LONGMONT — St. John the Baptist Catholic Church may be celebrating its 125th anniversary this month, but the parish considers the milestone more of a time for rebirth.
“We’re looking at it as a time of spirit renewal,” said the Rev. Fr. Brian Morrow, lead pastor at St. John’s. “We’re really taking a look at ourselves and are aware of our blessings and how rich we are, and not necessarily material things.
“We’re moving ahead with a vision.”
The Roman Catholic church at 323 Collyer St. will celebrate its legacy with events and activities throughout the year, beginning June 24, the feast day of its namesake saint.
Other events in the next year include a program on Islam, a celebration Mass presided by Archbishop Charles Chaput and an ongoing public display of church artifacts, including an 1892 chalice that will be used in the June 24 Mass.
“It’s almost unbelievable. What a beautiful thing,” said longtime church member Margaret Vanthuyne, whose great-great-grandfather William Mulligan, with his brother Lawrence, donated two lots on the west side of Collyer Street between Third and Fourth Avenues where the church has stood in one form or another for more than a century.
“Through the years, we’ve been very involved in the community,” Morrow said. “We’ve grown up with Longmont.”
According to church archives, only 17 Catholic families lived in all of north Boulder County in 1875, just a few years after Longmont was founded. Morrow said the church now has 4,400 families on its roster.

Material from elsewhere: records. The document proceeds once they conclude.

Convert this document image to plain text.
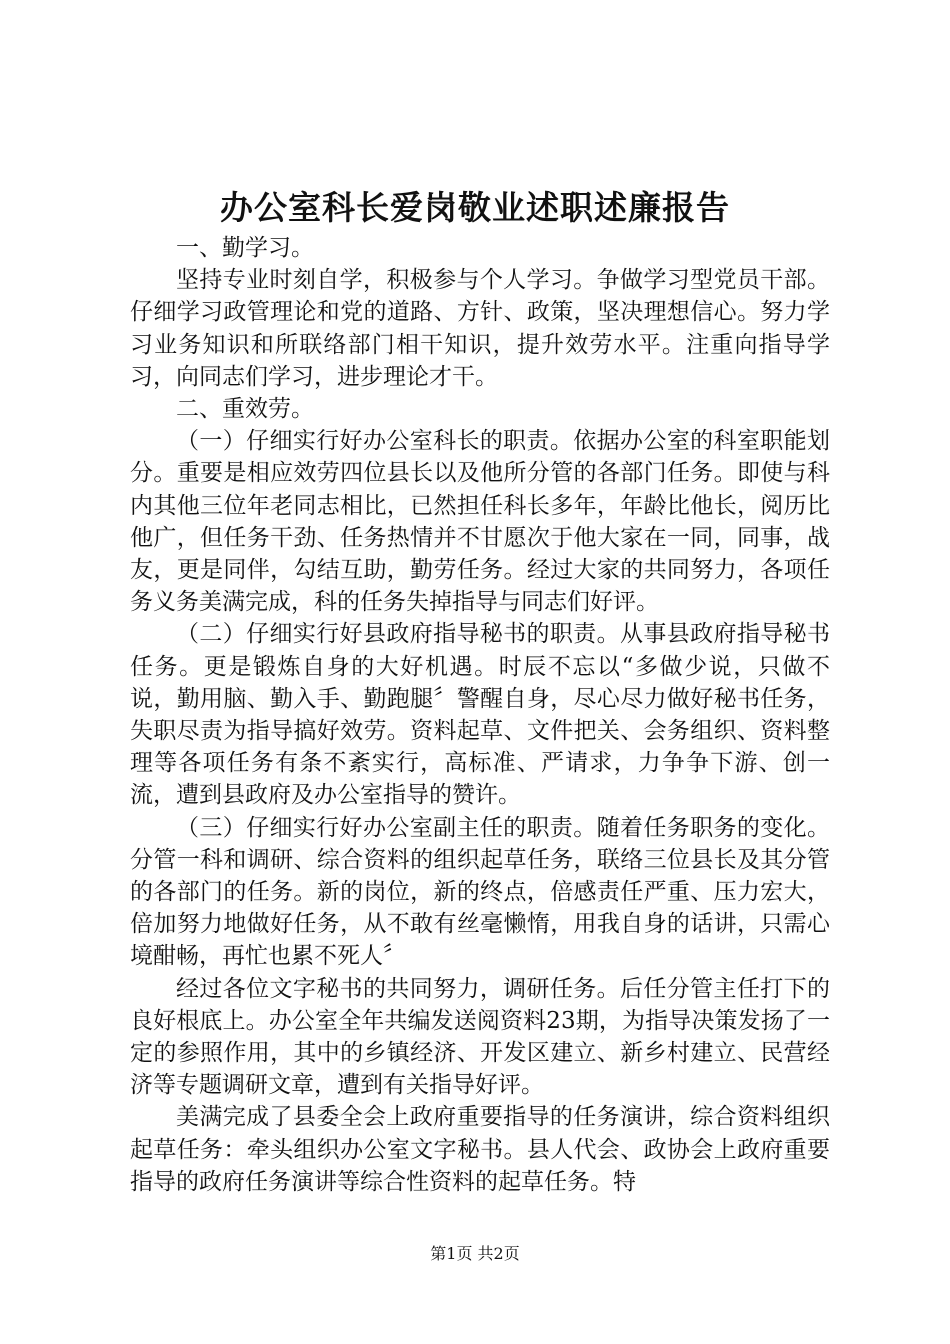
办公室科长爱岗敬业述职述廉报告

一、勤学习。

坚持专业时刻自学，积极参与个人学习。争做学习型党员干部。仔细学习政管理论和党的道路、方针、政策，坚决理想信心。努力学习业务知识和所联络部门相干知识，提升效劳水平。注重向指导学习，向同志们学习，进步理论才干。

二、重效劳。

（一）仔细实行好办公室科长的职责。依据办公室的科室职能划分。重要是相应效劳四位县长以及他所分管的各部门任务。即使与科内其他三位年老同志相比，已然担任科长多年，年龄比他长，阅历比他广，但任务干劲、任务热情并不甘愿次于他大家在一同，同事，战友，更是同伴，勾结互助，勤劳任务。经过大家的共同努力，各项任务义务美满完成，科的任务失掉指导与同志们好评。

（二）仔细实行好县政府指导秘书的职责。从事县政府指导秘书任务。更是锻炼自身的大好机遇。时辰不忘以“多做少说，只做不说，勤用脑、勤入手、勤跑腿〞警醒自身，尽心尽力做好秘书任务，失职尽责为指导搞好效劳。资料起草、文件把关、会务组织、资料整理等各项任务有条不紊实行，高标准、严请求，力争争下游、创一流，遭到县政府及办公室指导的赞许。

（三）仔细实行好办公室副主任的职责。随着任务职务的变化。分管一科和调研、综合资料的组织起草任务，联络三位县长及其分管的各部门的任务。新的岗位，新的终点，倍感责任严重、压力宏大，倍加努力地做好任务，从不敢有丝毫懒惰，用我自身的话讲，只需心境酣畅，再忙也累不死人〞

经过各位文字秘书的共同努力，调研任务。后任分管主任打下的良好根底上。办公室全年共编发送阅资料23期，为指导决策发扬了一定的参照作用，其中的乡镇经济、开发区建立、新乡村建立、民营经济等专题调研文章，遭到有关指导好评。

美满完成了县委全会上政府重要指导的任务演讲，综合资料组织起草任务：牵头组织办公室文字秘书。县人代会、政协会上政府重要指导的政府任务演讲等综合性资料的起草任务。特

第1页 共2页
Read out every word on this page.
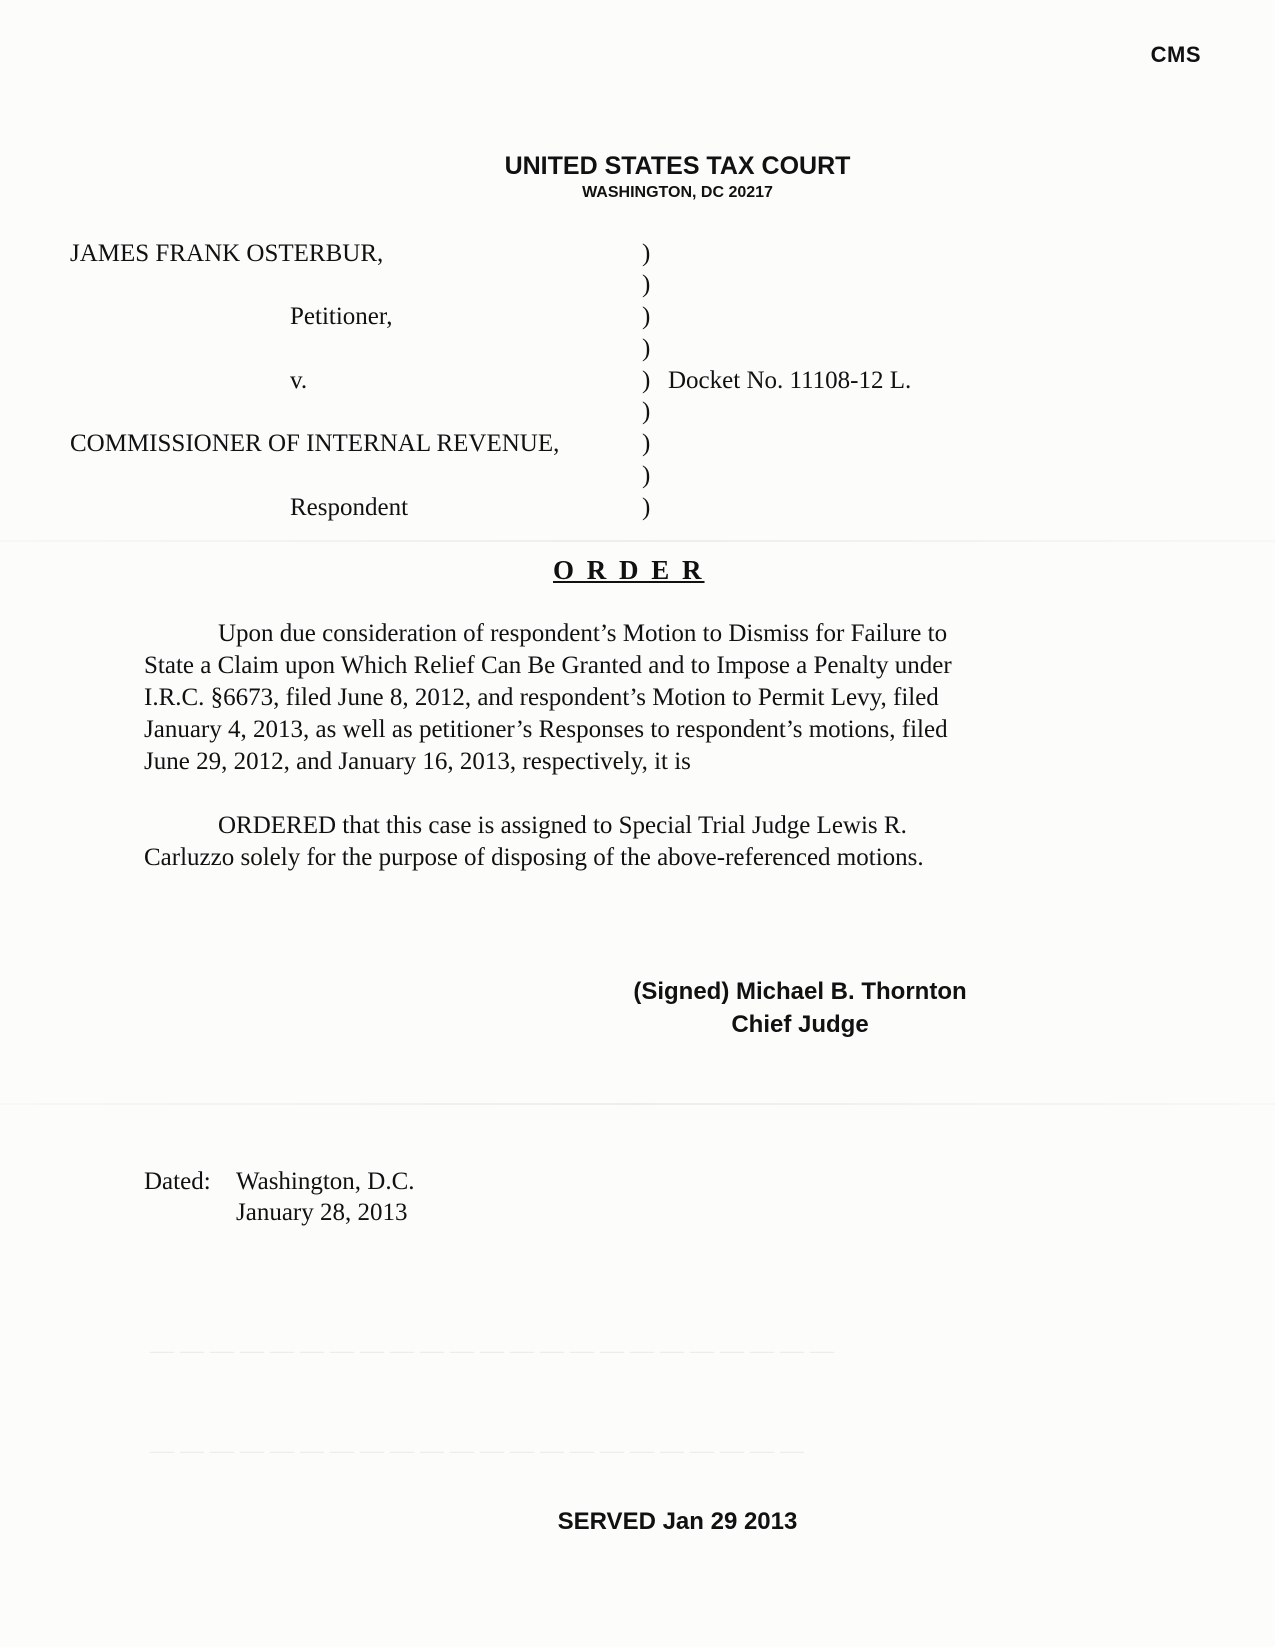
— — — — — — — — — — — — — — — — — — — — — — —
— — — — — — — — — — — — — — — — — — — — — —
CMS
UNITED STATES TAX COURT
WASHINGTON, DC 20217
JAMES FRANK OSTERBUR,
Petitioner,
v.
COMMISSIONER OF INTERNAL REVENUE,
Respondent
)
)
)
)
)
)
)
)
)
Docket No. 11108-12 L.
O R D E R
Upon due consideration of respondent’s Motion to Dismiss for Failure to
State a Claim upon Which Relief Can Be Granted and to Impose a Penalty under
I.R.C. §6673, filed June 8, 2012, and respondent’s Motion to Permit Levy, filed
January 4, 2013, as well as petitioner’s Responses to respondent’s motions, filed
June 29, 2012, and January 16, 2013, respectively, it is
ORDERED that this case is assigned to Special Trial Judge Lewis R.
Carluzzo solely for the purpose of disposing of the above-referenced motions.
(Signed) Michael B. Thornton
Chief Judge
Dated: Washington, D.C.
January 28, 2013
SERVED Jan 29 2013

Transient priests would visit the Catholic missions along the Front Range to serve the mining camps, but in 1881 the Rev. Fr. J.W. Cummings secured a large room on the upper level of the north side in the Zweck Hotel at Third Avenue and Main Street so resident Catholics had a more suitable and permanent place to worship.
At the time, Longmont had five Protestant churches, and, according to church archives, most of the local Catholics lived in the Mead district.
Bishop Joseph Machebeuf decided, however, that a church building should be built in town, and on June 24, 1882, he dedicated the new structure — a meager wooden edifice that lacked pews and altar supplies.
But the church building served the local Catholic population for nearly 18 years before the growing congregation wanted a newer building.
The old church was sold to the Norwegian Lutherans for $4,150, and St. John’s, through church bazaars and gifts, raised enough funds to buy two adjacent lots on Collyer Street and begin work on a new building.
That church building, constructed for just more than $21,000, was open for service in 1906 and served the area Catholics until it was razed in 1962.
During those 60 years, St. John’s expanded with a school, parsonage and ministries for Spanish speakers and residents of the Carbon Valley and Mead areas.
In 1962, church members agreed to raze the 1906 church building — workers removed a reported 1,000 tons of stone from the site — and built the current building for $375,000.
The first service was Midnight Mass at Christmas 1963, and the current building was dedicated in 1964. The building more than doubled the seating capacity of the old building, which accommodated only 320 people.
Other changes came to St. John’s as the Second Vatican Council brought sweeping changes to its parishes, such as: saying the Mass in English, not Latin; the priest now faced the congregation, instead of having his back to the people; removal of the altar rail; and inclusion of women and trained laymen in the Mass.
Morrow, who has served at St. John’s for eight years, said the past decade has brought extensive renovation projects to St. John’s. The next year will see a renovation, too, of the spiritual kind, he said.
“We’ve asked ourselves ‘Are we doing all that we can through our ministries?’ So we will be re-evaluating our mission and examining and moving ahead,” he said. “We’re taking this opportunity to renew ourselves, in terms of God’s relationship and with others.”